Empirical evaluation spans three backbone LLMs—Qwen‑3‑1.7B, Qwen‑3‑4B, and Qwen‑2.5‑7B—on ultra‑long QA benchmarks ranging from 32 k to 1 M tokens. Across all settings, InfMem outperforms the baseline MemAgent by +10.17, +11.84, and +8.23 absolute accuracy points respectively. Moreover, the adaptive early‑stopping reduces inference latency by an average 3.9× (up to 5.1× in the most favorable cases). Ablation studies confirm that each component—monitoring, targeted retrieval, evidence‑aware joint compression, and early stopping—contributes significantly to the gains.

In summary, InfMem demonstrates that a System‑2‑style, state‑dependent controller can effectively manage bounded memory for ultra‑long context reasoning.

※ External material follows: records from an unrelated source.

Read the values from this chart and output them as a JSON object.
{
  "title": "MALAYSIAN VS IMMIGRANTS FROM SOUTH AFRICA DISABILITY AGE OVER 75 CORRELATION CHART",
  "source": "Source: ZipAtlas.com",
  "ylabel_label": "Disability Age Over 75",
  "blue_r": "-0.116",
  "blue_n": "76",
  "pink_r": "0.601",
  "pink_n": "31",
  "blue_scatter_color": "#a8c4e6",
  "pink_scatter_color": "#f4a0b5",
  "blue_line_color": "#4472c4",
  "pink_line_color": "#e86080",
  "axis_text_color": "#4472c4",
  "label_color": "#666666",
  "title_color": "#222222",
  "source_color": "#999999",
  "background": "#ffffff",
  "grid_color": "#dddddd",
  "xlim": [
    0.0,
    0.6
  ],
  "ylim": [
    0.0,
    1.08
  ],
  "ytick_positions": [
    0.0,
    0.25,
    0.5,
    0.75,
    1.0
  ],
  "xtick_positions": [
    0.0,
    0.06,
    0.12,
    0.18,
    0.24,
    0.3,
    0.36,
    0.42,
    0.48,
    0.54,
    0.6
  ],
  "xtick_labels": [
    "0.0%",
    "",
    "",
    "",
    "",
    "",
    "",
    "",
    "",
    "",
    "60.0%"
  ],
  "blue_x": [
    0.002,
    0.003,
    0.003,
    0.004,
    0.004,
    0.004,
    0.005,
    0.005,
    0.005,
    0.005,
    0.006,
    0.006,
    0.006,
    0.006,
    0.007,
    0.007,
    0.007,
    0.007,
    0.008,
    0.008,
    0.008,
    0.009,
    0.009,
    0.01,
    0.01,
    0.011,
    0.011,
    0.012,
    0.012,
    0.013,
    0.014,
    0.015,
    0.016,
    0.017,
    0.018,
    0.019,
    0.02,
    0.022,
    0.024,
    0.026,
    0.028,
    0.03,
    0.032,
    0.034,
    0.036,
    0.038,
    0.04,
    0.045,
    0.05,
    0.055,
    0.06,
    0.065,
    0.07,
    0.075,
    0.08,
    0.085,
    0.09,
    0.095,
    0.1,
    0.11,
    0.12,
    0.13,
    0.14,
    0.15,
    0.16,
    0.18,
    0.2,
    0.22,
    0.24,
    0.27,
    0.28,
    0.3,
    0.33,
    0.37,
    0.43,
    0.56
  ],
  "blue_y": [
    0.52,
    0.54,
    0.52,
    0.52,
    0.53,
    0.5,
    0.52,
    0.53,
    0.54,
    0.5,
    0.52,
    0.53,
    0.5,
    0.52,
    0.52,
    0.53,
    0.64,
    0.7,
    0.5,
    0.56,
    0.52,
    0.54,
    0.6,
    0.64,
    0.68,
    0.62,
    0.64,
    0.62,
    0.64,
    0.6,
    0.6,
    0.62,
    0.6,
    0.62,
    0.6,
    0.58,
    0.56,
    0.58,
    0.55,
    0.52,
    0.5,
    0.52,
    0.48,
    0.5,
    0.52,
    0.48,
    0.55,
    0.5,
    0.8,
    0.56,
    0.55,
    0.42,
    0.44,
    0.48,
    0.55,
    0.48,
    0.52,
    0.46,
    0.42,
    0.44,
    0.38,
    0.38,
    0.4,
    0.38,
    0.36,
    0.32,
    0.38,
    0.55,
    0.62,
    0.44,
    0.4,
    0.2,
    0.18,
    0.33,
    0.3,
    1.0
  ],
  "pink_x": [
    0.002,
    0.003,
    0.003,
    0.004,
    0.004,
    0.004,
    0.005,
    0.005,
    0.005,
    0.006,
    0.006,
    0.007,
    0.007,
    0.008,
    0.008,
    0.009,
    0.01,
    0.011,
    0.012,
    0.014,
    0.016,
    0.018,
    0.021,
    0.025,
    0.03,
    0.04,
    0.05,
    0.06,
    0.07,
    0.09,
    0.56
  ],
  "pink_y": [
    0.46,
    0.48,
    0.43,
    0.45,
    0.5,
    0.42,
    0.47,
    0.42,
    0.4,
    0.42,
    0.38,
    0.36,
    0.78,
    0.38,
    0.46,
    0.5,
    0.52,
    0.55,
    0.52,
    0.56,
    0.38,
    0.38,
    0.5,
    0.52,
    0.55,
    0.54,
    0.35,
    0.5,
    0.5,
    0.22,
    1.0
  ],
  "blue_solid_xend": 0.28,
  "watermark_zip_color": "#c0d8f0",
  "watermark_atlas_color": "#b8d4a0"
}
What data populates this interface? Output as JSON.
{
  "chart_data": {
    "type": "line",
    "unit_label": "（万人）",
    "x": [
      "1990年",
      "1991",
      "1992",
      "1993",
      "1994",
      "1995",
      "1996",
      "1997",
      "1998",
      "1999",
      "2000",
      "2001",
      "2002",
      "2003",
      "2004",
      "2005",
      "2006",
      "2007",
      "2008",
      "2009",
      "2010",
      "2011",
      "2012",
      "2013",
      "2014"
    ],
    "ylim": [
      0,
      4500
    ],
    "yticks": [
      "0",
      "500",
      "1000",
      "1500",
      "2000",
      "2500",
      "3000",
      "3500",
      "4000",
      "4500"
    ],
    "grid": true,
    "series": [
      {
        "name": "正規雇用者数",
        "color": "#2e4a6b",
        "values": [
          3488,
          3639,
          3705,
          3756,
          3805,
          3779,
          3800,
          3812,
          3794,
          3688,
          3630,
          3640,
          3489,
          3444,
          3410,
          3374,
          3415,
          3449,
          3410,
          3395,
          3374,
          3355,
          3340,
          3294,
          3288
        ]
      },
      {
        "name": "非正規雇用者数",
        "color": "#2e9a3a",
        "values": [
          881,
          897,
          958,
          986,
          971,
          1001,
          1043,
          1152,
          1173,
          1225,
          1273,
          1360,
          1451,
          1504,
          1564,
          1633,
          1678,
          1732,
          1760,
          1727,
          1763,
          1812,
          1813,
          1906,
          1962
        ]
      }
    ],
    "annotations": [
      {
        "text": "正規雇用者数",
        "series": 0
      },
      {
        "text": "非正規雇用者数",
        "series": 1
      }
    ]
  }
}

By explicitly monitoring evidence sufficiency, performing goal‑directed re‑access, and compressing with awareness of bridging facts, the model preserves critical information that would otherwise be lost in naïve streaming pipelines. The proposed SFT‑to‑RL recipe provides a practical blueprint for training long‑horizon control policies in LLM‑based agents, opening avenues for applying similar techniques to multimodal documents, massive codebases, or any domain where sparse, distributed evidence must be synthesized under tight resource constraints.